Les hydravions sont, aujourd’hui encore, plus souvent dotés de flotteurs que de foils, utilisés en nautisme. Six étudiants de l’Estaca, l'école d’ingénieurs de Paris-Saclay, ont été retenus par l’association Estaca Modélisme pour continuer à faire avancer le projet d’hydravion électrique à foils, qui avait fait ses premiers pas avec une précédente promotion d’étudiants. Leur projet concourt au Grand challenge des écoles d’ingénieurs, dans la catégorie Écomobilité, organisé par L’Usine Nouvelle. Les lauréats seront connus le 15 mai.
«La complexité réside dans le fait que si l’hydravion doit être stable sur l’eau, il doit aussi rester équilibré au cours des phases de décollage et d’atterrissage», explique Loïc Delebarre, l'étudiant coordinateur du projet cette année. Le prototype est pour le moment à l’échelle 1/8e et des questions restent à trancher pour un modèle grandeur nature.
Légèreté et résistance
Sur les matériaux, d’abord : les composites utilisés doivent répondre à des critères de légèreté et de résistance.
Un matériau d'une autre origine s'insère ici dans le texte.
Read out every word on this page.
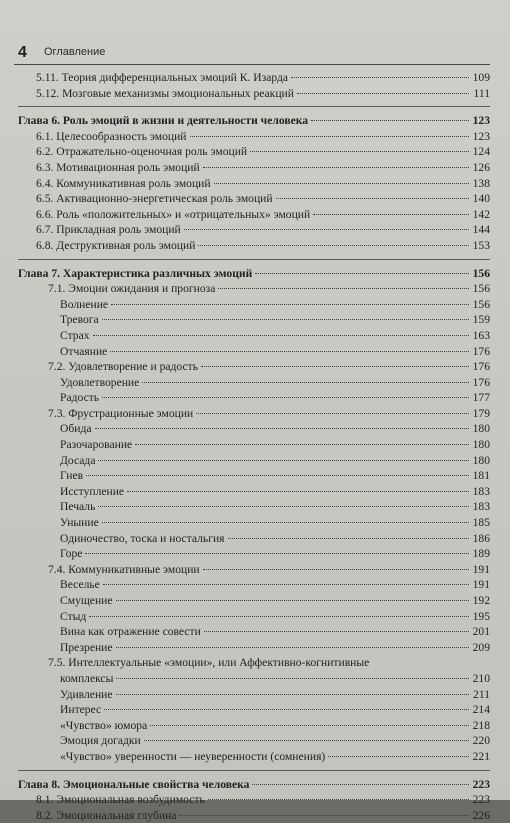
4 Оглавление
5.11. Теория дифференциальных эмоций К. Изарда	109
5.12. Мозговые механизмы эмоциональных реакций	111
Глава 6. Роль эмоций в жизни и деятельности человека	123
6.1. Целесообразность эмоций	123
6.2. Отражательно-оценочная роль эмоций	124
6.3. Мотивационная роль эмоций	126
6.4. Коммуникативная роль эмоций	138
6.5. Активационно-энергетическая роль эмоций	140
6.6. Роль «положительных» и «отрицательных» эмоций	142
6.7. Прикладная роль эмоций	144
6.8. Деструктивная роль эмоций	153
Глава 7. Характеристика различных эмоций	156
7.1. Эмоции ожидания и прогноза	156
Волнение	156
Тревога	159
Страх	163
Отчаяние	176
7.2. Удовлетворение и радость	176
Удовлетворение	176
Радость	177
7.3. Фрустрационные эмоции	179
Обида	180
Разочарование	180
Досада	180
Гнев	181
Исступление	183
Печаль	183
Уныние	185
Одиночество, тоска и ностальгия	186
Горе	189
7.4. Коммуникативные эмоции	191
Веселье	191
Смущение	192
Стыд	195
Вина как отражение совести	201
Презрение	209
7.5. Интеллектуальные «эмоции», или Аффективно-когнитивные
комплексы	210
Удивление	211
Интерес	214
«Чувство» юмора	218
Эмоция догадки	220
«Чувство» уверенности — неуверенности (сомнения)	221
Глава 8. Эмоциональные свойства человека	223
8.1. Эмоциональная возбудимость	223
8.2. Эмоциональная глубина	226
Mais aussi sur la structure : où conviendra-t-il de la renforcer ? «La question est la même que sur un bâtiment, quand on se demande comment mettre les poutres au bon endroit», compare Loïc Delebarre.
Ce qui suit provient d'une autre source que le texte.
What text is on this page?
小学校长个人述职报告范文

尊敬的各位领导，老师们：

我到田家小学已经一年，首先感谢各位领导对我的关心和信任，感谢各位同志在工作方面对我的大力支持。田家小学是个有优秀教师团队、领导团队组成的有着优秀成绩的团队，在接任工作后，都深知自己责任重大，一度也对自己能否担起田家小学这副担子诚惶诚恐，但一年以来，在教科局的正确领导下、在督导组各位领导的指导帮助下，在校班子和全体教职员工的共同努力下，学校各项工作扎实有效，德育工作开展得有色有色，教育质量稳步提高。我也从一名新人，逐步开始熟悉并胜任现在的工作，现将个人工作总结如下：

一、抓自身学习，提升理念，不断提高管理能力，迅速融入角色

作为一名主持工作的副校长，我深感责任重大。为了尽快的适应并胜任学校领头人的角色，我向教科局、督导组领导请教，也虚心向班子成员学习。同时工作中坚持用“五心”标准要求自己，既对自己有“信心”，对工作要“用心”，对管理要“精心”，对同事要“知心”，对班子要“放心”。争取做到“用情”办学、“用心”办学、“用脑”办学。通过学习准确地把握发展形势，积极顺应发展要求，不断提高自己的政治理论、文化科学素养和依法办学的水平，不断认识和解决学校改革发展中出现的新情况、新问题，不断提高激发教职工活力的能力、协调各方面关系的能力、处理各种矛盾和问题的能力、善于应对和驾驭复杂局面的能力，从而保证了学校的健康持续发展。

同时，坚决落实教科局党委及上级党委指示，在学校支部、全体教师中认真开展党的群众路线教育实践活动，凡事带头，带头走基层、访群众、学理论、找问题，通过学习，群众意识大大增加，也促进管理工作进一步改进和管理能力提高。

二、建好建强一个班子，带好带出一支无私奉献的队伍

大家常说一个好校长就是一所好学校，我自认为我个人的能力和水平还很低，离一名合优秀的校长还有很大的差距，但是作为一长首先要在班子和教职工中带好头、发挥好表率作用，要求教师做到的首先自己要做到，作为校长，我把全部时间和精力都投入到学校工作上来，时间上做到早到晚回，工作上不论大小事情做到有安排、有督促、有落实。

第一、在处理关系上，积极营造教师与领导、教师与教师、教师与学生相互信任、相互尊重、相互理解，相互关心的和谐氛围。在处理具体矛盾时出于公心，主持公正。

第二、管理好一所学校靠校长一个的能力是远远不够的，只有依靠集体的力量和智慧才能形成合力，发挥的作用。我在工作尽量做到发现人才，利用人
La structure générale a été définie, tout comme le raccord entre les ailes et le fuselage, mais de nombreux détails doivent encore être réglés. D’où le souhait des étudiants de travailler avec des industriels, pour aller plus loin. À terme, selon Loïc Delebarre, un tel hydravion serait utile au désenclavement de petites îles, pour intervenir en cas de catastrophe naturelle, d’évacuation sanitaire et, pourquoi pas, comme engin de lutte contre les incendies s’il peut se transformer en canadair.